There is enormous potential value in exploiting these large language models, but it is clearly a good idea not to let emotions get the better of you.

“This whole buzz is because of one product from one company: OpenAI. This society runs a lot on the bandwagon effect, the fear of missing out,” said Jay Chakraborty, partner at PwC (formerly Price-Waterhouse-Coopers). “This is another version of the California gold rush, the dotcom euphoria, that whole Y2K ‘the whole world is going to crash’ thing.”

Chakraborty encourages CIOs to just do some sandbox experimentation and “prompt the company to come up with ideas and use cases. If I’m a hedge fund, why should I? not thinking about what I can automate? It could easily knock out investment letters much more efficiently. It generates the analysis automatically and that is another crucial step towards the finish line. It is writing the final piece.”

Forrester analyst Rowan Curran, who specializes in data science, machine learning, artificial intelligence and computer vision, agrees that GPT-3 has great potential, but said executives should see it as just another strategic effort.

“The the first thing to do is step back from the public eye and ask, ‘Where can we actually apply these where we can take advantage of their strengths and play down their weaknesses? How can we use it?’” Curran said.

While GPT-3 “is potentially a great way to innovate, it’s also really important to focus on what’s practical in the short term. There absolutely is a need to educate yourself about what is even possible.
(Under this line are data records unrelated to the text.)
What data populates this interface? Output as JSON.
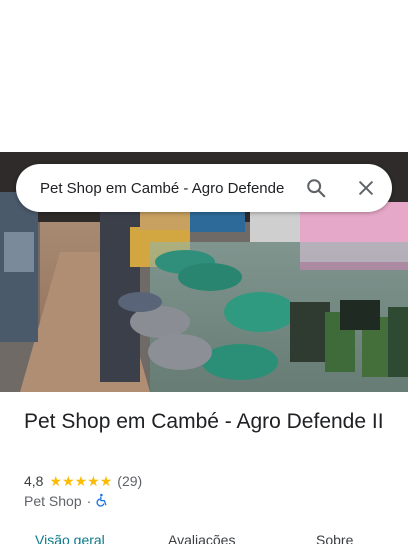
{
  "search": {
    "query": "Pet Shop em Cambé - Agro Defende"
  },
  "place": {
    "title": "Pet Shop em Cambé - Agro Defende II",
    "rating": "4,8",
    "stars": 4.8,
    "reviews_count": "(29)",
    "category": "Pet Shop",
    "separator": "·"
  },
  "tabs": [
    {
      "label": "Visão geral",
      "active": true
    },
    {
      "label": "Avaliações",
      "active": false
    },
    {
      "label": "Sobre",
      "active": false
    }
  ],
  "icons": [
    "search-icon",
    "close-icon",
    "star-icon",
    "wheelchair-icon"
  ],
  "colors": {
    "active_tab": "#0b7a8a",
    "star": "#fbbc04",
    "accessibility": "#1a73e8"
  }
}
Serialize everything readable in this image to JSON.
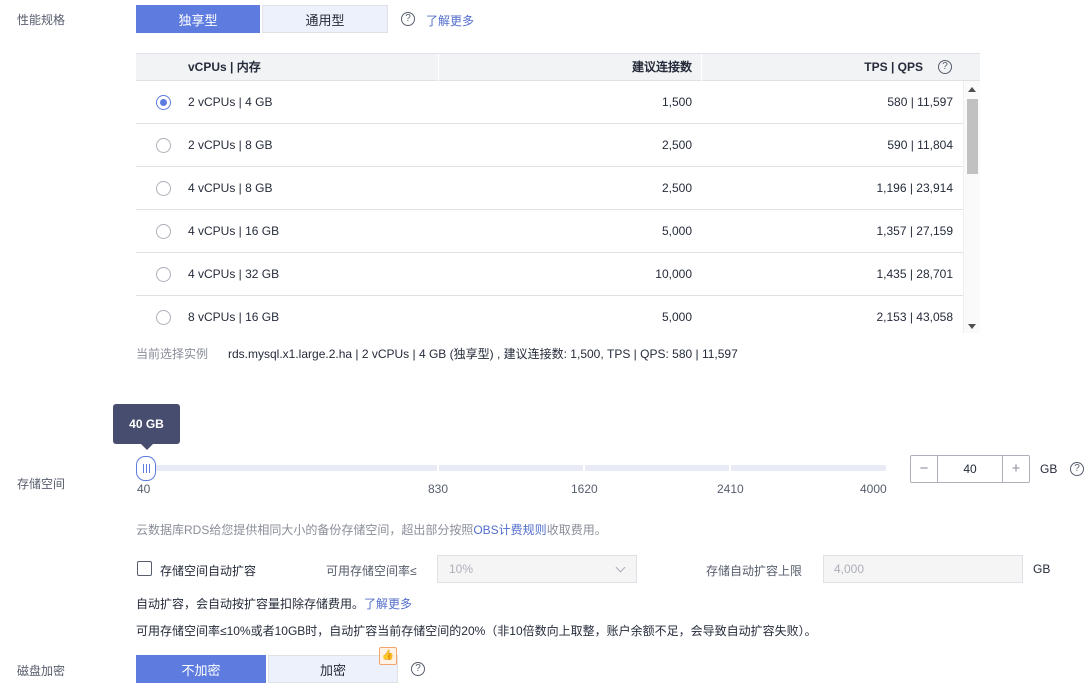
{
  "perf": {
    "label": "性能规格",
    "tabs": [
      {
        "label": "独享型",
        "active": true
      },
      {
        "label": "通用型",
        "active": false
      }
    ],
    "learn_more": "了解更多",
    "help": "?"
  },
  "table": {
    "headers": {
      "vcpu": "vCPUs | 内存",
      "conn": "建议连接数",
      "tps": "TPS | QPS"
    },
    "rows": [
      {
        "vcpu": "2 vCPUs | 4 GB",
        "conn": "1,500",
        "tps": "580 | 11,597",
        "selected": true
      },
      {
        "vcpu": "2 vCPUs | 8 GB",
        "conn": "2,500",
        "tps": "590 | 11,804",
        "selected": false
      },
      {
        "vcpu": "4 vCPUs | 8 GB",
        "conn": "2,500",
        "tps": "1,196 | 23,914",
        "selected": false
      },
      {
        "vcpu": "4 vCPUs | 16 GB",
        "conn": "5,000",
        "tps": "1,357 | 27,159",
        "selected": false
      },
      {
        "vcpu": "4 vCPUs | 32 GB",
        "conn": "10,000",
        "tps": "1,435 | 28,701",
        "selected": false
      },
      {
        "vcpu": "8 vCPUs | 16 GB",
        "conn": "5,000",
        "tps": "2,153 | 43,058",
        "selected": false
      }
    ]
  },
  "current": {
    "label": "当前选择实例",
    "value": "rds.mysql.x1.large.2.ha | 2 vCPUs | 4 GB (独享型) , 建议连接数: 1,500, TPS | QPS: 580 | 11,597"
  },
  "storage": {
    "label": "存储空间",
    "tooltip": "40 GB",
    "ticks": [
      "40",
      "830",
      "1620",
      "2410",
      "4000"
    ],
    "value": "40",
    "unit": "GB",
    "minus": "−",
    "plus": "+",
    "note_prefix": "云数据库RDS给您提供相同大小的备份存储空间，超出部分按照",
    "note_link": "OBS计费规则",
    "note_suffix": "收取费用。"
  },
  "autoscale": {
    "checkbox_label": "存储空间自动扩容",
    "rate_label": "可用存储空间率≤",
    "rate_value": "10%",
    "limit_label": "存储自动扩容上限",
    "limit_value": "4,000",
    "limit_unit": "GB",
    "info_line1": "自动扩容，会自动按扩容量扣除存储费用。",
    "info_link": "了解更多",
    "info_line2": "可用存储空间率≤10%或者10GB时，自动扩容当前存储空间的20%（非10倍数向上取整，账户余额不足，会导致自动扩容失败）。"
  },
  "encrypt": {
    "label": "磁盘加密",
    "tabs": [
      {
        "label": "不加密",
        "active": true
      },
      {
        "label": "加密",
        "active": false
      }
    ],
    "badge": "👍"
  }
}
This is a new and dynamic space,” Curran said, adding that he sees serious boundaries. For example, he thinks the idea of ​​using it for chatting in a customer-facing application is “extremely irresponsible”.

Large language models are nothing new, but the human-mimicking frontend that GPT-3 created has made the IT world aware of the possibilities and made many dream. That’s great, as long as they wake up just before investment decisions are made and project directions set.